Neuron Forest – Artist Katie Caron has created a unique, imaginary experience of the human brain using fiberglass, tree branches and video projection mapping.
Join us for the opening reception on September 15th from 5:00-8:00pm, preview the art and meet the artists! Free and open to the public. Refreshments will be available for purchase.
I have always been compelled to create work inspired by nature’s geometries, specifically the self-similar branching fractals in our brains: neurons.
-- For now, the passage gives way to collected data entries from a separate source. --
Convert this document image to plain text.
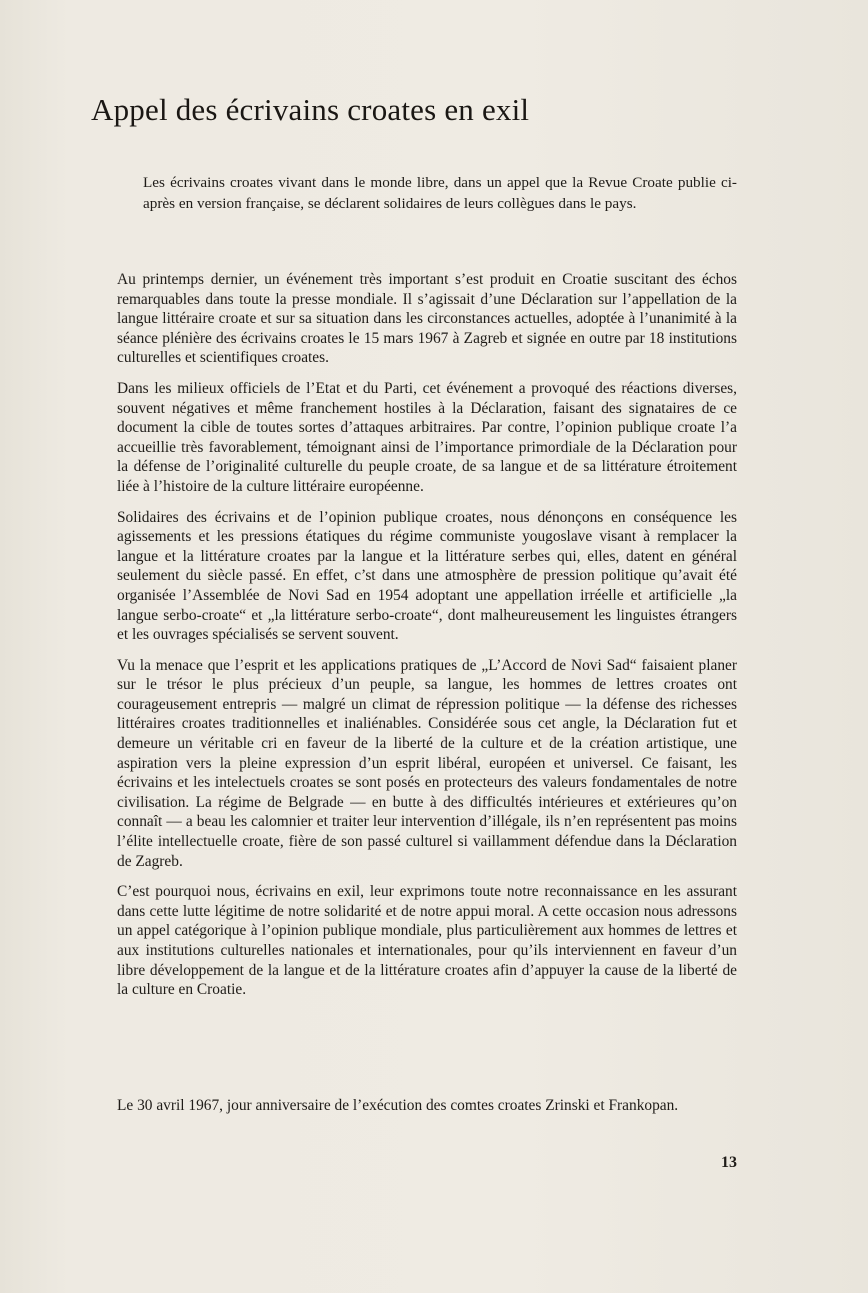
Appel des écrivains croates en exil

Les écrivains croates vivant dans le monde libre, dans un appel que la Revue Croate publie ci-après en version française, se déclarent solidaires de leurs collègues dans le pays.

Au printemps dernier, un événement très important s’est produit en Croatie suscitant des échos remarquables dans toute la presse mondiale. Il s’agissait d’une Déclaration sur l’appellation de la langue littéraire croate et sur sa situation dans les circonstances actuelles, adoptée à l’unanimité à la séance plénière des écrivains croates le 15 mars 1967 à Zagreb et signée en outre par 18 institutions culturelles et scientifiques croates.

Dans les milieux officiels de l’Etat et du Parti, cet événement a provoqué des réactions diverses, souvent négatives et même franchement hostiles à la Déclaration, faisant des signataires de ce document la cible de toutes sortes d’attaques arbitraires. Par contre, l’opinion publique croate l’a accueillie très favorablement, témoignant ainsi de l’importance primordiale de la Déclaration pour la défense de l’originalité culturelle du peuple croate, de sa langue et de sa littérature étroitement liée à l’histoire de la culture littéraire européenne.

Solidaires des écrivains et de l’opinion publique croates, nous dénonçons en conséquence les agissements et les pressions étatiques du régime communiste yougoslave visant à remplacer la langue et la littérature croates par la langue et la littérature serbes qui, elles, datent en général seulement du siècle passé. En effet, c’st dans une atmosphère de pression politique qu’avait été organisée l’Assemblée de Novi Sad en 1954 adoptant une appellation irréelle et artificielle „la langue serbo-croate“ et „la littérature serbo-croate“, dont malheureusement les linguistes étrangers et les ouvrages spécialisés se servent souvent.

Vu la menace que l’esprit et les applications pratiques de „L’Accord de Novi Sad“ faisaient planer sur le trésor le plus précieux d’un peuple, sa langue, les hommes de lettres croates ont courageusement entrepris — malgré un climat de répression politique — la défense des richesses littéraires croates traditionnelles et inaliénables. Considérée sous cet angle, la Déclaration fut et demeure un véritable cri en faveur de la liberté de la culture et de la création artistique, une aspiration vers la pleine expression d’un esprit libéral, européen et universel. Ce faisant, les écrivains et les intelectuels croates se sont posés en protecteurs des valeurs fondamentales de notre civilisation. La régime de Belgrade — en butte à des difficultés intérieures et extérieures qu’on connaît — a beau les calomnier et traiter leur intervention d’illégale, ils n’en représentent pas moins l’élite intellectuelle croate, fière de son passé culturel si vaillamment défendue dans la Déclaration de Zagreb.

C’est pourquoi nous, écrivains en exil, leur exprimons toute notre reconnaissance en les assurant dans cette lutte légitime de notre solidarité et de notre appui moral. A cette occasion nous adressons un appel catégorique à l’opinion publique mondiale, plus particulièrement aux hommes de lettres et aux institutions culturelles nationales et internationales, pour qu’ils interviennent en faveur d’un libre développement de la langue et de la littérature croates afin d’appuyer la cause de la liberté de la culture en Croatie.

Le 30 avril 1967, jour anniversaire de l’exécution des comtes croates Zrinski et Frankopan.

13
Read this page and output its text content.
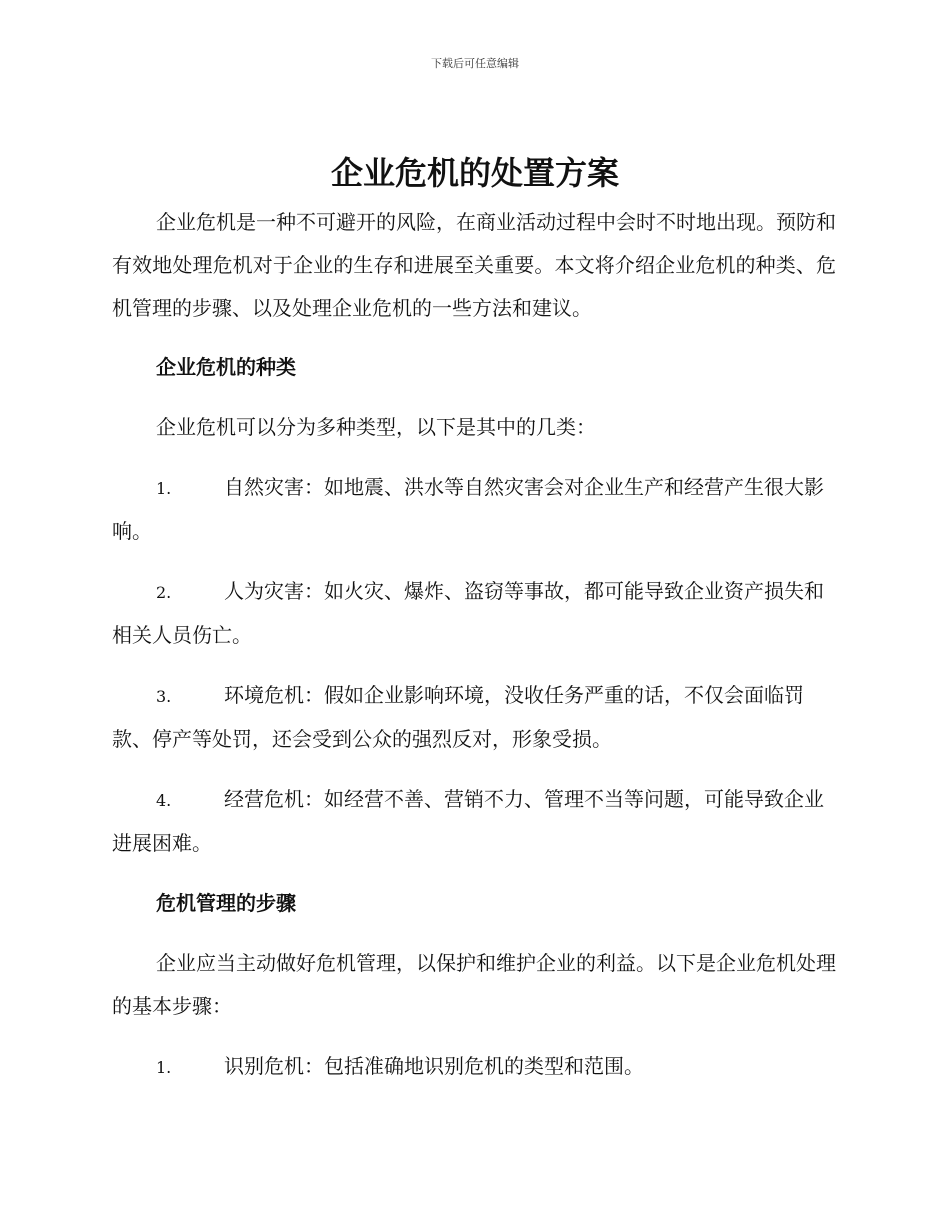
下载后可任意编辑
企业危机的处置方案

企业危机是一种不可避开的风险，在商业活动过程中会时不时地出现。预防和有效地处理危机对于企业的生存和进展至关重要。本文将介绍企业危机的种类、危机管理的步骤、以及处理企业危机的一些方法和建议。

企业危机的种类

企业危机可以分为多种类型，以下是其中的几类：

1.	自然灾害：如地震、洪水等自然灾害会对企业生产和经营产生很大影响。

2.	人为灾害：如火灾、爆炸、盗窃等事故，都可能导致企业资产损失和相关人员伤亡。

3.	环境危机：假如企业影响环境，没收任务严重的话，不仅会面临罚款、停产等处罚，还会受到公众的强烈反对，形象受损。

4.	经营危机：如经营不善、营销不力、管理不当等问题，可能导致企业进展困难。

危机管理的步骤

企业应当主动做好危机管理，以保护和维护企业的利益。以下是企业危机处理的基本步骤：

1.	识别危机：包括准确地识别危机的类型和范围。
These discrete nerve cells are composed of dendrites, a series of radiating appendages that gather input from other neurons. I am struck by their visual movement, how they creep as they change form and communicate through neural pathways. These neural circuits interconnect to one another to form a large-scale brain network, creating human consciousness, identity, life as we know it.
Neurons were discovered in 1887 by Santiago Ramon y Cajal, father of modern neuroscience. Since then, researchers have probed and mapped the brain with a vast array of sophisticated methods and technologies, from MRI scanners to molecular devices, unveiling a beguiling architecture. Our perspective on the invisible world of the brain is entirely dependent upon the nature of these hidden processes, exclusively mediated by the technologies we have invented to image what takes place at an almost impossibly small scale, in the dark.
These mediated images reveal chaotic systems and uncanny beauty. Hauntingly, we
observe the brain’s familiar branching fractals in roots, electricity, rivers, and especially biology (passages in the lungs, network of arteries, the nervous system). Intriguingly, in the body, these neural fractals exist between dimensions. They can be considered objects with a dimensionality that is not an integer, meaning they are not three-dimensional like a cube or two-dimensional like a square. By existing between dimensions the fractal networks can reach throughout the body’s volume without filling it up. I investigate these dimensions between through formal exploration and material practice. I seek to give form and understanding to human consciousness using new scanning technologies from neuroscience and the world of design.